Romano, classe 1953, autore di «Come un gatto in tangenziale», Milani poteva sembrare lontano dal milanesissimo mondo dell'uomo di «Far finta di essere sani», scomparso ormai vent'anni fa, l'1 gennaio 2003. Invece il documentario si apre proprio rievocando l'universo meneghino in cui sboccia la prima vita di Giorgio Gaberscik, pioniere del rock and roll (suonato con i jazzisti) e della canzone meno ovvia, nonché teledivo popolare. I repertori d'archivio, da «Ciao ti dirò» agli incontri con la regina Mina, il re Adriano Celentano e il supremo Enzo Jannacci, e le interviste realizzate per l'occasione raccontano una prima svolta nella canzone italiana, che scopre il ritmo che arriva dall'America e dà voce ad un universo giovanile fino a quel momento ignorato, ma, nello stesso tempo, anche ad una Milano popolare ed in estinzione: «Be bop a lula» e «Trani a gogò», «Una fetta di limone» e «Porta Romana». Gaber è superstar del tubo catodico, impone alla Rai democrista canti anarchici e fa debuttare Franco Battiato, forte di numeri di varietà che hanno fatto la storia della tv italiana.
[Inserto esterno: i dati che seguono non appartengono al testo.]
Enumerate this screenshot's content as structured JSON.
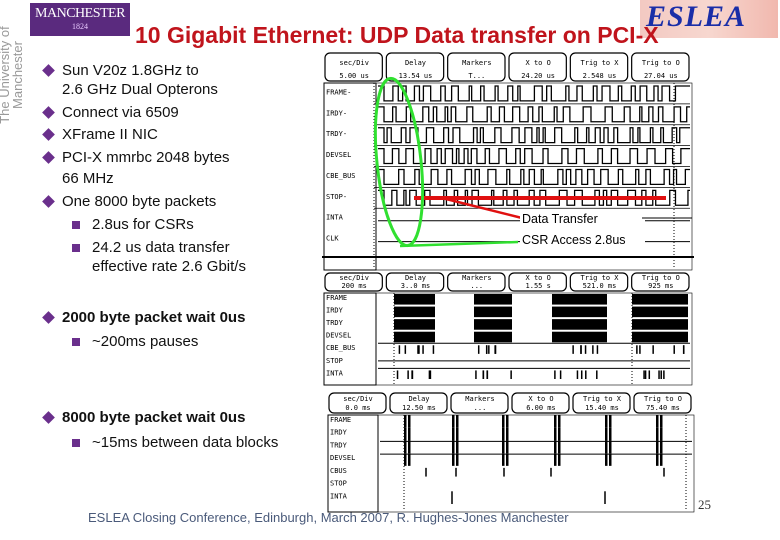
{
  "logos": {
    "manchester": "MANCHESTER",
    "manchester_year": "1824",
    "university": "The University of Manchester",
    "esla": "ESLEA"
  },
  "title": "10 Gigabit Ethernet: UDP Data transfer on PCI-X",
  "bullets": [
    {
      "level": 1,
      "text": "Sun V20z 1.8GHz to"
    },
    {
      "level": 1,
      "cont": true,
      "text": "2.6 GHz Dual Opterons"
    },
    {
      "level": 1,
      "text": "Connect via 6509"
    },
    {
      "level": 1,
      "text": "XFrame II NIC"
    },
    {
      "level": 1,
      "text": "PCI-X mmrbc 2048 bytes"
    },
    {
      "level": 1,
      "cont": true,
      "text": "66 MHz"
    },
    {
      "level": 1,
      "text": "One 8000 byte packets"
    },
    {
      "level": 2,
      "text": "2.8us for CSRs"
    },
    {
      "level": 2,
      "text": "24.2 us data transfer"
    },
    {
      "level": 2,
      "cont": true,
      "text": "effective rate 2.6 Gbit/s"
    }
  ],
  "section2": {
    "bullet": "2000 byte packet wait 0us",
    "sub": "~200ms pauses"
  },
  "section3": {
    "bullet": "8000 byte packet wait 0us",
    "sub": "~15ms between data blocks"
  },
  "scope1": {
    "buttons": [
      [
        "sec/Div",
        "5.00 us"
      ],
      [
        "Delay",
        "13.54 us"
      ],
      [
        "Markers",
        "T..."
      ],
      [
        "X to O",
        "24.20 us"
      ],
      [
        "Trig to X",
        "2.548 us"
      ],
      [
        "Trig to O",
        "27.04 us"
      ]
    ],
    "channels": [
      "FRAME-",
      "IRDY-",
      "TRDY-",
      "DEVSEL",
      "CBE_BUS",
      "STOP-",
      "INTA",
      "CLK"
    ],
    "annotations": {
      "data_transfer": "Data Transfer",
      "csr_access": "CSR Access 2.8us"
    },
    "colors": {
      "data_transfer": "#e01010",
      "csr_access": "#30e030"
    }
  },
  "scope2": {
    "buttons": [
      [
        "sec/Div",
        "200 ms"
      ],
      [
        "Delay",
        "3..0 ms"
      ],
      [
        "Markers",
        "..."
      ],
      [
        "X to O",
        "1.55 s"
      ],
      [
        "Trig to X",
        "521.0 ms"
      ],
      [
        "Trig to O",
        "925 ms"
      ]
    ],
    "channels": [
      "FRAME",
      "IRDY",
      "TRDY",
      "DEVSEL",
      "CBE_BUS",
      "STOP",
      "INTA"
    ]
  },
  "scope3": {
    "buttons": [
      [
        "sec/Div",
        "0.0 ms"
      ],
      [
        "Delay",
        "12.50 ms"
      ],
      [
        "Markers",
        "..."
      ],
      [
        "X to O",
        "6.00 ms"
      ],
      [
        "Trig to X",
        "15.40 ms"
      ],
      [
        "Trig to O",
        "75.40 ms"
      ]
    ],
    "channels": [
      "FRAME",
      "IRDY",
      "TRDY",
      "DEVSEL",
      "CBUS",
      "STOP",
      "INTA"
    ]
  },
  "footer": "ESLEA Closing Conference, Edinburgh, March 2007,  R. Hughes-Jones  Manchester",
  "page_number": "25",
  "colors": {
    "title": "#c0141c",
    "bullet": "#6a2f8c",
    "footer": "#4a5a7a"
  }
}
Nel 1966 si concede persino il Festival di Napoli, arrivando secondo (con Aurelio Fierro), grazie a «'A pizza», di Alberto Testa e Giordano Bruno Martelli, dietro sua maestà Sergio Bruni. «Con la città di Napoli aveva un rapporto veramente speciale», ricorda Milani: «Non a caso è stata l'unica città del Sud nella quale ha rappresentato tutti i suoi spettacoli». Diana ed Augusteo i «suoi» teatri, le sale partenopee dove lo abbiamo applaudito, aspettando quell'esplosione finale, grida e gesti disarticolati di giubilo forsennato. Ma non anticipiamo i tempi, eravamo ancora alla prima vita di Giorgio.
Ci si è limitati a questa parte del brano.